Selecting Sales Associates

July 18, 2017

News Item Image
As we continue the month on hiring sales associates, it's important to reiterate the need to have a well-planned strategy. Part of that strategy involves resume evaluation. This week we'll focus on using the resume and application to determine who to invite to the interview.
 
Wading Through the Pool
 
When you know who you are looking for to fill your sales associate position it's easier to wade through your pool of potential candidates and pull out the ones you want to evaluate further. Here are the most effective ways to initially evaluate your candidates:

 

Resumes - If you haven't met the individual, the resume is your first impression of a candidate. It represents your candidate on paper. And in sales, first impressions have a large impact on a customer or prospect. As you review resumes, be clear on what areas and items to look for. First, look at items that will disqualify a candidate immediately (e.g. education or work experience) then, look for other more subjective areas.
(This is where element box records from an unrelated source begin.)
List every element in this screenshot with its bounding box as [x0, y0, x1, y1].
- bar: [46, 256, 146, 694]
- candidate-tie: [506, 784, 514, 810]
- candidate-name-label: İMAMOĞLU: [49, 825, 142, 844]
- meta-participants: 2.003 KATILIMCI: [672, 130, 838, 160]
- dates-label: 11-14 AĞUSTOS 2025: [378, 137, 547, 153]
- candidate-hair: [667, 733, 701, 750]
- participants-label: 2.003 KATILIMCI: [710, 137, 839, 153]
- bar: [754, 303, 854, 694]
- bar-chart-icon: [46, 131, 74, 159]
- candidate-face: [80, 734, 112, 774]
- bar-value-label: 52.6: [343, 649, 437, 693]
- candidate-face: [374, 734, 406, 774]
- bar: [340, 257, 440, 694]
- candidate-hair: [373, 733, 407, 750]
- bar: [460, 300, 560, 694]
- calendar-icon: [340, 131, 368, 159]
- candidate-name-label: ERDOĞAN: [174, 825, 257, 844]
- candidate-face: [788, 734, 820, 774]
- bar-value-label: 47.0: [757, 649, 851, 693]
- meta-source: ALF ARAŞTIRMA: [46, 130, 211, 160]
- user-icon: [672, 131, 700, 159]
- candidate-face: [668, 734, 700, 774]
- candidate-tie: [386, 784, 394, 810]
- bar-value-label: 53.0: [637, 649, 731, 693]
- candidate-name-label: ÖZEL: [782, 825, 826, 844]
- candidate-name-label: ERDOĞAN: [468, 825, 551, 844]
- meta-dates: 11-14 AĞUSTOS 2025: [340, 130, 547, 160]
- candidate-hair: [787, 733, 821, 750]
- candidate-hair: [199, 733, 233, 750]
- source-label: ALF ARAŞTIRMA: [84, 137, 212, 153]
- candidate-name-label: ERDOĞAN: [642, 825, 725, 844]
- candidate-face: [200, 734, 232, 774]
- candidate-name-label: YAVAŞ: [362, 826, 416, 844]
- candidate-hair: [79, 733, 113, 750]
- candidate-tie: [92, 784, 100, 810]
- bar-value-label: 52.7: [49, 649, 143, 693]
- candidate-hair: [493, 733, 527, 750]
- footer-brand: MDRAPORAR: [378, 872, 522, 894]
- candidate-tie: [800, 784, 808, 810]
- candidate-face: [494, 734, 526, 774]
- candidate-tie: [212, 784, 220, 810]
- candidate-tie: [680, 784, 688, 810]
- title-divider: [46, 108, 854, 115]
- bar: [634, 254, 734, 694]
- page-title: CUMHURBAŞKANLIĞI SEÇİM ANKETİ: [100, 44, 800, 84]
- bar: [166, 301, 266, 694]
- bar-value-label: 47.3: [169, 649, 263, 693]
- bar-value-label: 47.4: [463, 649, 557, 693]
Some of the most common items to look for with sales associates include:

  • Past sales experience: decide if they have enough sales experience you are looking for and what kind of sales experience (retail, travel, customers come to them or they go out finding customers).
  • Personal drive and goal orientation: look for the goals set and achieved in the past work experience, education, or in their personal life.
  • Education: Be clear on the education requirements for your business. And, look for areas the candidate shows an aptitude for continuing to learn and develop. This is an indicator on their openness and desire to continue improving.
  • Visual appearance: review the resume for spelling and grammatical accuracy. A poorly worded resume or one full of errors may be an indication of a person that doesn't value presentation; such individuals may not make a good impression with your customers and prospects either in person or through different communications.
  • Employment history: look for longevity with a company or if the candidate jumps from company to company. Lengthy employment may be a sign of loyalty. If a candidate shows multiple jobs with one employer, each a higher level position than the last, over a lengthy period of time, this may be an indication of a responsible goal-oriented individual. Job hopping may indicate they are not adapting to sales cultures and are not successful, or opposed to changing, or not willing to improve.
  • Identify the key words or action-oriented words used by the candidate to describe themselves and their accomplishments, and see if they match the qualities you've identified you are looking for in a sales associate.
  • Beware of unrealistic descriptions of job duties, indicating the applicant may be exaggerating about their responsibilities.
A final note on resumes: Have a method to score each of the criteria (education, experience, qualities, traits) you are seeking, so that when you score a resume it gives you a clear decision to either proceed with this candidate or not. This could be as simple as giving a 1-5 point system for each trait you want to evaluate. Then, add the scores. If the score is above your decidedly required number, they move to the next phase. If the score is less than your required number, they are sent a decline notification.

 

Applications - The biggest advantage in using applications is that it allows you to evaluate candidates on a consistent and equal basis. With the same format and information collected on an application, it makes the scoring decision on a candidate easier. Also, some electronic job sites are programmed to automatically eliminate certain applicants. For example, if your position requires 5 years of work experience, and the candidate has less than 5 years of experience, it can automatically eliminate the candidate and send a decline notification. This can save you time by filtering out those candidates who don't qualify.

 

Resumes and applications are both excellent tools for the initial review and deciding on whom to engage with the next phase of hiring. No matter if you use one, the other, both, or another method to wade through the initial candidate pool, it's important to ensure that all federal hiring laws, and those in your state and jurisdiction, are followed. 

 

Next week, we will dig into the topic of interviewing sales associate candidates. In the meantime, we challenge you to cultivate your own list of traits and requirements for the sales associate position; then, decide how you will evaluate those in a resume and/or application.